Re: [patch 0/3] KVM CPU frequency change hypercalls

From: Paolo Bonzini
Date: Wed Mar 01 2017 - 09:30:15 EST




On 28/02/2017 03:45, Marcelo Tosatti wrote:
> On Fri, Feb 24, 2017 at 04:34:52PM +0100, Paolo Bonzini wrote:
>>
>>
>> On 24/02/2017 14:04, Marcelo Tosatti wrote:
>>>>>>> Whats the current usecase, or forseeable future usecase, for save/restore
>>>>>>> across preemption again? (which would validate the broken by design
>>>>>>> claim).
>>>>>> Stop a guest that is using cpufreq, start a guest that is not using it.
>>>>>> The second guest's performance now depends on the state that the first
>>>>>> guest left in cpufreq.
>>>>> Nothing forbids the host to implement switching with the
>>>>> current hypercall interface: all you need is a scheduler
>>>>> hook.
>>>> Can it be done in vcpu_load/vcpu_put?
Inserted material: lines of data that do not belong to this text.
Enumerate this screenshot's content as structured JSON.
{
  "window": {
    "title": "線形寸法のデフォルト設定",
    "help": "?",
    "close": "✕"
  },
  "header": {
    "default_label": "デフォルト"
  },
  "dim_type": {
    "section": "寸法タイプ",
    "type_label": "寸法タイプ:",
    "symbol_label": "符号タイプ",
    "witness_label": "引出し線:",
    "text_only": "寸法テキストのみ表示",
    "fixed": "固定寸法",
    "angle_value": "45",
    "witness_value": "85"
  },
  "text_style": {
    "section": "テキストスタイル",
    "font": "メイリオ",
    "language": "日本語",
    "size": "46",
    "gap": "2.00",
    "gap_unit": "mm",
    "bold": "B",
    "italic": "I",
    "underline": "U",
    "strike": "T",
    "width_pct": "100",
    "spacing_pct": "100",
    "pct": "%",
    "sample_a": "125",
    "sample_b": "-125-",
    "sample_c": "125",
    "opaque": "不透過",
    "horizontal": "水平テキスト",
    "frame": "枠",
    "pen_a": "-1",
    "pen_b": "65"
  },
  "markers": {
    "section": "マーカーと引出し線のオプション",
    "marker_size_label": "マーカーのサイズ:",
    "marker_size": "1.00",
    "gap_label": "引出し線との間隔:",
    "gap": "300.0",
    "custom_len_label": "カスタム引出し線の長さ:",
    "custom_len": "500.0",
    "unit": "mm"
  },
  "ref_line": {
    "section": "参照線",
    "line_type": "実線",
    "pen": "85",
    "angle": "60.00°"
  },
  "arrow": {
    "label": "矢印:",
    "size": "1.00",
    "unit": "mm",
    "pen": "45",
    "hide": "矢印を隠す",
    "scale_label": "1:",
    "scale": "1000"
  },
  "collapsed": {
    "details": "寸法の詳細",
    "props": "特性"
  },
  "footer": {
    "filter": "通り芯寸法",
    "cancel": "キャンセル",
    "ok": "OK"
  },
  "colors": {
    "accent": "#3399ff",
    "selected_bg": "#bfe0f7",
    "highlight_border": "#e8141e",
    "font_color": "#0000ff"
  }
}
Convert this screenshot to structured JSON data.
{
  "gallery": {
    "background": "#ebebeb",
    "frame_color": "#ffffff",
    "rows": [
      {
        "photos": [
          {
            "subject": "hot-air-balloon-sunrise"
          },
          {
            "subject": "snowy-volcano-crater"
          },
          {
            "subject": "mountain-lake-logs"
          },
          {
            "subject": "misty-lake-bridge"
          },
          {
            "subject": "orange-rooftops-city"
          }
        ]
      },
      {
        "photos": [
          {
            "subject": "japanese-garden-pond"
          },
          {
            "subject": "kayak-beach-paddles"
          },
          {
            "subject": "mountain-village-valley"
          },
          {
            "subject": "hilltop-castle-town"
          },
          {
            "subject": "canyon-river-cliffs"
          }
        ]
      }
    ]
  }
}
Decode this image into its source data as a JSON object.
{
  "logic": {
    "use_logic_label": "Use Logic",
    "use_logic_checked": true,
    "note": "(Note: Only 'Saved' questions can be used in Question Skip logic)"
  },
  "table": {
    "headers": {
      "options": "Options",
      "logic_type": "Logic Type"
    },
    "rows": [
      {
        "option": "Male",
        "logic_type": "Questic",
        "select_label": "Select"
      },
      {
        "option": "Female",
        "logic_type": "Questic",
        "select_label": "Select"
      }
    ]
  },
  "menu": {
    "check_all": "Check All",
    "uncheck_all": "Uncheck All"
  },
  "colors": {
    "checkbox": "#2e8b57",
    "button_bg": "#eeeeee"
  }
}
But you still would have two
>>>> components (KVM and sysfs) potentially fighting over the frequency, and
>>>> that's still a bit ugly.
>>>
>>> Change the frequency at vcpu_load/vcpu_put? Yes: call into
>>> cpufreq-userspace. But there is no notion of "per-task frequency" on the
>>> Linux kernel (which was the starting point of this subthread).
>>
>> There isn't, but this patchset is providing a direct path from a task to
>> cpufreq-userspace. This is as close as you can get to a per-task frequency.
>
> Cpufreq-userspace is supposed to be used by tasks in userspace.
> Thats why its called "userspace".

I think the intended usecase is to have a daemon handling a systemwide
policy. Examples are the historical (and now obsolete) users such as
cpufreqd, cpudyn, powernowd, or cpuspeed. The user alternatively can
play the role of the daemon by writing to sysfs.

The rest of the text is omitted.